Radicalisation: Entre opportunisme et pression
Johan Leman, docteur en anthropologie sociale et culturelle, se penche dans un article publié lundi dans la revue Justice & Sécurité, sur le processus menant des jeunes à partir faire le djihad. « Un processus qui, en fin de compte, entretient moins de relations qu’on ne pourrait le penser avec les structures de l’islam de Belgique et avec la religion elle-même. »
Le professeur émérite à la KU Leuven s’appuie entre autres sur des interviews de parents ou amis de 20 jeunes partis, ou sur le point de le faire, menées d’octobre 2014 à janvier 2015, ainsi que sur des articles littéraires.
L’auteur mentionne notamment un livre de T. Fraihi publié en 2015. Ce dernier, qui travaille pour l’Ocam, évoque comme motifs possibles de départ vers la Syrie les idées salafistes, l’image de la Syrie véhiculée par les médias (sociaux), l’opportunisme ainsi que la pression.
L’absence d’autorité sur le plan familial ou des problèmes financiers peuvent aussi motiver le choix d’un « djihadisme militaire militant ». Mais « pour autant, on ne peut pas affirmer que ces jeunes gens ont rejoint le djihad à cause de conflits familiaux », selon M. Van San, cité par J. Leman.
L’auteur de l’article identifie quatre « générations » chez les jeunes radicalisés ces dernières années: la génération « Sharia4Belgium », en 2012, composée « de quelques petits délinquants », une génération en 2013 de « jeunes sans doctrine attirés par l’aventure », un autre qui compte de plus en plus de femmes « à la recherche d’une vie dans le califat » (2014), puis, plus récemment, celle de personnes qui « souhaitent visiblement une mort héroïque ».
« Ces jeunes vivent une rupture avec l’islam de leurs parents et des mosquées traditionnelles. Ils ne trouvent pas leur place dans la société, mais sont imprégnés de sa culture de violence, ce qui stimule leur imagination. »
« La sécularisation trop poussée et, pour beaucoup, trop abrupte de l’Occident et son manque de ‘sacré’ définissent le contexte », tout comme le vide politique, ajoute l’ancien directeur du Centre pour l’égalité des chances et la lutte contre le racisme, citant un autre auteur.
Pour Olivier Roy, politologue français spécialiste de l’islam, « ce n’est pas d’idéologie mais de récits qu’il est question au début d’un processus de conversion ». Ces récits amènent le jeune musulman à s’intéresser « au grand récit islamiste, et finalement à la doctrine islamiste ».
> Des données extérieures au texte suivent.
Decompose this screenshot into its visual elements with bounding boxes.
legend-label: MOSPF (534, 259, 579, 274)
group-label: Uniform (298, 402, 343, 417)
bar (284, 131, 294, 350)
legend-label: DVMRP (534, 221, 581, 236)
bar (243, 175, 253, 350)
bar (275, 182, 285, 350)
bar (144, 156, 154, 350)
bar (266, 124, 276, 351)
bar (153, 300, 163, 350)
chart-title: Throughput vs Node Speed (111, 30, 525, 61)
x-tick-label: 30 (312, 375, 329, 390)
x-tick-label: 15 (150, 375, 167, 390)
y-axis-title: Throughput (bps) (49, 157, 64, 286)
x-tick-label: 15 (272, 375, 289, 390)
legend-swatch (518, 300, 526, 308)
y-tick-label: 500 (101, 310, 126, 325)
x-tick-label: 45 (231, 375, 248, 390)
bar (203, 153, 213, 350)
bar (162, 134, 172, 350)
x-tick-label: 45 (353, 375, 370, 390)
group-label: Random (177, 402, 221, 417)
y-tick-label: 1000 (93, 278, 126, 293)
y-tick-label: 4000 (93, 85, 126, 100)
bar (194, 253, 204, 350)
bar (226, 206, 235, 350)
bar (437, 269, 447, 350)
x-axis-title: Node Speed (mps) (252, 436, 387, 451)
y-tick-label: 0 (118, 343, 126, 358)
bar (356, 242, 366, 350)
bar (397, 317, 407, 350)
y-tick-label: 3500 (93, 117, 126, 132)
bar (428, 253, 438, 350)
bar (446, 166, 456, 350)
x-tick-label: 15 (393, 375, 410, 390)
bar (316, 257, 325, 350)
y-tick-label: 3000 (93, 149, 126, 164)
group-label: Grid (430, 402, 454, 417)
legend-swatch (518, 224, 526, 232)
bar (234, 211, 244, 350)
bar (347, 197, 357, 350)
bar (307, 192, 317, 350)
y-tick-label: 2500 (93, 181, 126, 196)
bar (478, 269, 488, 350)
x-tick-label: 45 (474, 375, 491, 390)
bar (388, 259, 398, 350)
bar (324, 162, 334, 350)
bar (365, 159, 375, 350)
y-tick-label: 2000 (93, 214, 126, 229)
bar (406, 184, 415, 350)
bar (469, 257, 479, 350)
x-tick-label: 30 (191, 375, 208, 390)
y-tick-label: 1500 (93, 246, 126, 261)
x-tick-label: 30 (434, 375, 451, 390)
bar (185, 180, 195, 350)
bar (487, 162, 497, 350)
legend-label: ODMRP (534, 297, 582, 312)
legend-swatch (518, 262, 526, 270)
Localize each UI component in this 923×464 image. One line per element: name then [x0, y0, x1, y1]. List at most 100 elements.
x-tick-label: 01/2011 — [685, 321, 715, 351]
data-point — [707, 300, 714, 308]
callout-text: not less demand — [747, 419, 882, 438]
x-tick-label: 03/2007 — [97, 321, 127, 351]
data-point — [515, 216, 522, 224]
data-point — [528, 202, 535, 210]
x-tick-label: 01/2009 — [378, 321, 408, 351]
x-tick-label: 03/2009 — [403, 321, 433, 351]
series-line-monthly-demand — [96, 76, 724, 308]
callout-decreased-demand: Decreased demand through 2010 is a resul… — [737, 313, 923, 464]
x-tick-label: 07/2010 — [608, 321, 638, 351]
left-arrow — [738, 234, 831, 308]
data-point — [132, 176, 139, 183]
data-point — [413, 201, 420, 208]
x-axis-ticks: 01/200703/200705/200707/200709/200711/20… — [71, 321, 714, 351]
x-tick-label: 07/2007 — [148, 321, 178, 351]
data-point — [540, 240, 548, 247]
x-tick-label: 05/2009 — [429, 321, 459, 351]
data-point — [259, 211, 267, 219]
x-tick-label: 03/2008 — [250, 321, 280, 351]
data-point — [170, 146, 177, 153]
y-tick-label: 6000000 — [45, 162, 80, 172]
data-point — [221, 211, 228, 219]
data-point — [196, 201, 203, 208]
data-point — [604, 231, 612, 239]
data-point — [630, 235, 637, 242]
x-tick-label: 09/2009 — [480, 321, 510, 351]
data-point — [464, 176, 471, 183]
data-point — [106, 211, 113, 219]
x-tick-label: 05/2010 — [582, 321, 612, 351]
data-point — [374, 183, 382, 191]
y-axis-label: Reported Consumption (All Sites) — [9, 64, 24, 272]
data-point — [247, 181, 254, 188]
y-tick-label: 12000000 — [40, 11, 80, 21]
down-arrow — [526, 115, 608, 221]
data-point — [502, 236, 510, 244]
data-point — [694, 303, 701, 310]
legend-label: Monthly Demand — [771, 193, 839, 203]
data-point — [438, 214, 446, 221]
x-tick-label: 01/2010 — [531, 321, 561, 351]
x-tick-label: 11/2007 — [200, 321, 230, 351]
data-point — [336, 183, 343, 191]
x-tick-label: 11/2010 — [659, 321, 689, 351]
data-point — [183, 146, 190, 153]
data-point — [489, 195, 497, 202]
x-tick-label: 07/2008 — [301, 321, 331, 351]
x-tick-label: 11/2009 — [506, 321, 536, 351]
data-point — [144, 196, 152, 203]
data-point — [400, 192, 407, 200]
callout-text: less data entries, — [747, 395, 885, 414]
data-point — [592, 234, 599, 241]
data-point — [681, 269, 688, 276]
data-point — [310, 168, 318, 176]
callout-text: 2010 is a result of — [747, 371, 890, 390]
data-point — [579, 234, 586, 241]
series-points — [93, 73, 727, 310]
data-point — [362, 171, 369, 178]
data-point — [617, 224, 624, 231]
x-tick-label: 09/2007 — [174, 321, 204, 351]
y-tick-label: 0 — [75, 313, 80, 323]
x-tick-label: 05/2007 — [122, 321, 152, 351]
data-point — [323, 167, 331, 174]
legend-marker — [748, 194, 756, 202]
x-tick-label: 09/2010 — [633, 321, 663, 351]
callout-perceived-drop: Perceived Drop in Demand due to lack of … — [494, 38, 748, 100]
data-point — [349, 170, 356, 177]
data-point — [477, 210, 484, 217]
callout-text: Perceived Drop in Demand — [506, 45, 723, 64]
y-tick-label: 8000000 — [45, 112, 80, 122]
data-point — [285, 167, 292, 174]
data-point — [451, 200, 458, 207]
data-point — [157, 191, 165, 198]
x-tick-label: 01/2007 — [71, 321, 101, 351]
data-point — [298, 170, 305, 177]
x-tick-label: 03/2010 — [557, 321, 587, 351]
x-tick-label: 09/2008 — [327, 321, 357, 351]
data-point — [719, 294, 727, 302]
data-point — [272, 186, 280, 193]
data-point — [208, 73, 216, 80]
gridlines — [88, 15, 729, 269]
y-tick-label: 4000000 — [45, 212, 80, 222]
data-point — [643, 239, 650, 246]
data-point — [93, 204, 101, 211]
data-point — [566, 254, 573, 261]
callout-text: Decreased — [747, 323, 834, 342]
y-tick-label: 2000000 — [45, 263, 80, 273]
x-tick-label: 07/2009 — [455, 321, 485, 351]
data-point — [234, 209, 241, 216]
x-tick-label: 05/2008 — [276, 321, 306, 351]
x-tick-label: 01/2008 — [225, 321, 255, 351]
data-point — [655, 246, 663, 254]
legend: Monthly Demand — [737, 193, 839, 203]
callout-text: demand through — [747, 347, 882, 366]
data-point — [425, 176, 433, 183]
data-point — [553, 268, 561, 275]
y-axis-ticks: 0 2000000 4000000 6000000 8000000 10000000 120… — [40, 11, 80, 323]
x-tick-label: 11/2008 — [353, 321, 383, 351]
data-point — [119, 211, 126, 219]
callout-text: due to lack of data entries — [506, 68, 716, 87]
« A un moment donné, mon neveu s’est tourné, en tant que musulman, vers une expérience plus intense de l’islam. (…) Au début d’une telle conversion, le risque est alors de voir, en toute personne, un incroyant », raconte une des personnes interrogées. « Lors de cette conversion, il découvre comment il faut voir le véritable islam, un islam auquel ses parents et sa famille sont restés étrangers. Il voit alors tout par le petit bout de la lorgnette », poursuit Johan Leman. Mais la radicalisation ne résulte pas systématiquement d’une telle intensification de la conversion.
Pour celui qui se laisse séduire, « commence (…) un processus d'(auto)isolement mental et physique ». Puis des contacts se nouent avec des personnes de tendance djihadiste, avant l’arrivée du recruteur. Celui-ci « fait remarquer que l’Islam demande un véritable engagement et présente un modèle de préparation au départ pour la Syrie ». Viennent ensuite de messages enjoignant à rompre tout contact avec l’entourage. « Les liens émotionnels avec la famille et surtout la mère sont coupés. C’est un deuxième moment déclencheur. » Les dernières instructions pour le départ en Syrie arrivent, elles, de manière codée. La Belgique ne fait dès lors « plus partie de leur vie. Après la Syrie, ils veulent se rendre ailleurs pour le djihad ».
Lors de ses interviews, l’auteur a par ailleurs demandé si les jeunes partis en Syrie que ses interlocuteurs connaissaient éprouvaient de la haine envers la Belgique. « Ils m’ont répondu qu’ils éprouvaient de la haine, non contre la Belgique, mais contre l’inaction de l’Occident face à Bashar Al-Assad. »
« En attendant, on ne sait pas avec quelle efficacité le djihad territorial deviendra un djihad global. Ni pendant combien de temps les grandes puissances laisseront faire », conclut Johan Leman.
Plus de 450 Belges sont à un moment ou un autre partis combattre en Syrie – ou ont voulu le faire -, dont 117 en sont revenus, avait indiqué en février dernier le ministre de l’Intérieur, Jan Jambon, en citant des chiffres arrêtés à la fin du mois de janvier.